What is the difference between Einstein–Brillouin–Keller (EBK) quantization and Bohr-Sommerfeld quantization? They look the same, right? They all give the same quantization condition

$$\int_{C_j } p d q = 2 \pi \hbar n_j .$$

So, what is the difference between the two?

• All the online references to the EBK method that I could find are very vague, and they all seem to suggest that they are actually discussing the WKB method with another name. Is it possible that these methods are the same? – AccidentalFourierTransform Dec 17 '16 at 13:45

I guess you mean WKB quantisation$^{}$. Sommerfeld's rule precedes WBK approximation by almost a decade.

Sommerfeld's quantisation was an heuristic rule which seemed to work very well by the time, but it was known to have many limitations. It was soon superseded by Schrödinger's theory, which is much more complete.

After Schrödinger's equation was formulated, Wentzel, Kramers and Brillouin proved that Sommerfeld's rule is actually just a particular case of a more broad framework of approximation techniques that can be applied to eigenvalue problems.
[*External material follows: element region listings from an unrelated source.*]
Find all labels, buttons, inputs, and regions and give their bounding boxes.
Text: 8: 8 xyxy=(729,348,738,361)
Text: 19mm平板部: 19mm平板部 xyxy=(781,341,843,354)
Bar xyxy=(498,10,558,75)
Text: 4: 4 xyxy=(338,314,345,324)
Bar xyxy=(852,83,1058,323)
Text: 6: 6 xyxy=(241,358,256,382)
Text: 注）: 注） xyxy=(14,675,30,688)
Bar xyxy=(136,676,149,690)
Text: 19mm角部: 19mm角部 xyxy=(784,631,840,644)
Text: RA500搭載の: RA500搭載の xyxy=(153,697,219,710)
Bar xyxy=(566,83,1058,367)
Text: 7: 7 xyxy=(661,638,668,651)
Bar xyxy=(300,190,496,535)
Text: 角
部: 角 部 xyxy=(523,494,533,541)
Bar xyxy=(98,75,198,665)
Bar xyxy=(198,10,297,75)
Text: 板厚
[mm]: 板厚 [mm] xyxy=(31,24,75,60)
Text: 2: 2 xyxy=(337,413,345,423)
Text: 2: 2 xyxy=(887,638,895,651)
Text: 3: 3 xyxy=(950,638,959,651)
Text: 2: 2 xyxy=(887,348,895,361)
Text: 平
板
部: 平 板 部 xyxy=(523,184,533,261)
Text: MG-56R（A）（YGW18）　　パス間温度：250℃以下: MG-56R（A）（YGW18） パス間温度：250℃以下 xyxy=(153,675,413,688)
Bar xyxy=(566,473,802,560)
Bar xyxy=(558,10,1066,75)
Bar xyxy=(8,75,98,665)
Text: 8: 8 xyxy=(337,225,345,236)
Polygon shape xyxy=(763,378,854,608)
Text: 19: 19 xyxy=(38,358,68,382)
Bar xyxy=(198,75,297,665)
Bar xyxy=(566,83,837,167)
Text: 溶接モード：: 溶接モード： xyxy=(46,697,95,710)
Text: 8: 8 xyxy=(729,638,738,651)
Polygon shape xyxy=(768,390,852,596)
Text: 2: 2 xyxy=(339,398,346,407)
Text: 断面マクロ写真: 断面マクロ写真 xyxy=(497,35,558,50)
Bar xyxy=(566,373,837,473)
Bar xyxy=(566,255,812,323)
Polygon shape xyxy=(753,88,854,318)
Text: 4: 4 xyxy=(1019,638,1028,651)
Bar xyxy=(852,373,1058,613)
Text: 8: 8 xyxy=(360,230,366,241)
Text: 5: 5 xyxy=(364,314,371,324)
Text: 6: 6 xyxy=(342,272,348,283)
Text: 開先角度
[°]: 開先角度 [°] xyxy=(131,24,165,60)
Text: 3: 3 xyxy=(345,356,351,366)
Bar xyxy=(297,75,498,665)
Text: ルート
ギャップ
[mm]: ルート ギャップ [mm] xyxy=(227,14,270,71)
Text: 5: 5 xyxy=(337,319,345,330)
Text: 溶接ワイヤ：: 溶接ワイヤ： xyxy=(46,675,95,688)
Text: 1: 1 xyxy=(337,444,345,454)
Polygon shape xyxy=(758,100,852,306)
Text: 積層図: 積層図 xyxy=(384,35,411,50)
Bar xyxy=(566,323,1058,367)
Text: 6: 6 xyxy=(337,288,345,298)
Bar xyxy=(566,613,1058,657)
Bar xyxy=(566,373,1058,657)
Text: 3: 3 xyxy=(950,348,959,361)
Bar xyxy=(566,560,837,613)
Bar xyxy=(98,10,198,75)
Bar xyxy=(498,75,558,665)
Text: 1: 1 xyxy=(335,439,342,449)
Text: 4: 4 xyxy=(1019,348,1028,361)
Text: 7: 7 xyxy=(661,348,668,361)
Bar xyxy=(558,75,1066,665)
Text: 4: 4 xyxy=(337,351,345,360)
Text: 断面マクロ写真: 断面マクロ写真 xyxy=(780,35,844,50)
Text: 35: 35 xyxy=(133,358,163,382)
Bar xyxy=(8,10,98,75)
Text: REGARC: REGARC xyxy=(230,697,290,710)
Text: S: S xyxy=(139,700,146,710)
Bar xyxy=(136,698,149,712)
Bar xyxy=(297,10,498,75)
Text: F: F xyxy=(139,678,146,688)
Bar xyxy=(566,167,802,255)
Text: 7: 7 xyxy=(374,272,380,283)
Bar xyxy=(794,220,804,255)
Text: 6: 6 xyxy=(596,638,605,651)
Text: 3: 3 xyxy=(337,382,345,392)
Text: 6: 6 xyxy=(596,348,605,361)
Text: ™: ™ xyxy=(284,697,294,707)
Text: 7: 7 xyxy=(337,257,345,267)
In other words, WKB generalised Sommerfeld's rule within the context of Schrödinger's equation. They proved that the intuitive approach by Sommerfeld was actually contained in Schrödinger's theory.

In a nutshell: Sommerfeld developed his rule prior to Schrödinger's equation, and WKB proved that the latter contains the former as a subcase. Moreover, they extended the analysis to more complex problems. This means that Sommerfeld's method and the WKB method are (essentially) equivalent, but have a very different historical origin.

$^{}$ It seems that it is also called EBK quantisation, e.g., here. As far as I know, the standard name for the method is WKB, though I don't know the historical details about who was the first to develop the method.

The correct EBK quantization rule is :

$$\int_{C_j } p d q = 2 \pi \hbar \ \left( \, n_j \, + \, \frac{\gamma_j}{4} \, \right)$$

where the second integer $\gamma_j$ is the Maslov index (or Keller-Maslov index), a topological number discovered by Joseph B. Keller in 1958 (and independantly by Victor P. Maslov). This Maslov index was absent from the old Bohr-Sommerfeld theory.

(Example : for the one-dimensional harmonic oscillator, one has : $\gamma = 2$, and the EBK quantization rule yields the exact quantum spectrum ; omitting the Maslov index would gives a wrong result.)

Beforehand, Einstein had remarked (already in 1917) that this kind of quantization rule could only be applied to integrable systems, whose phase space possess invariant tori.

Read e.g. : A. Douglas Stone, Einstein's unknown insight and the problem of quantizing chaos, Physics Today 58 (8) (August 2005), 37-43.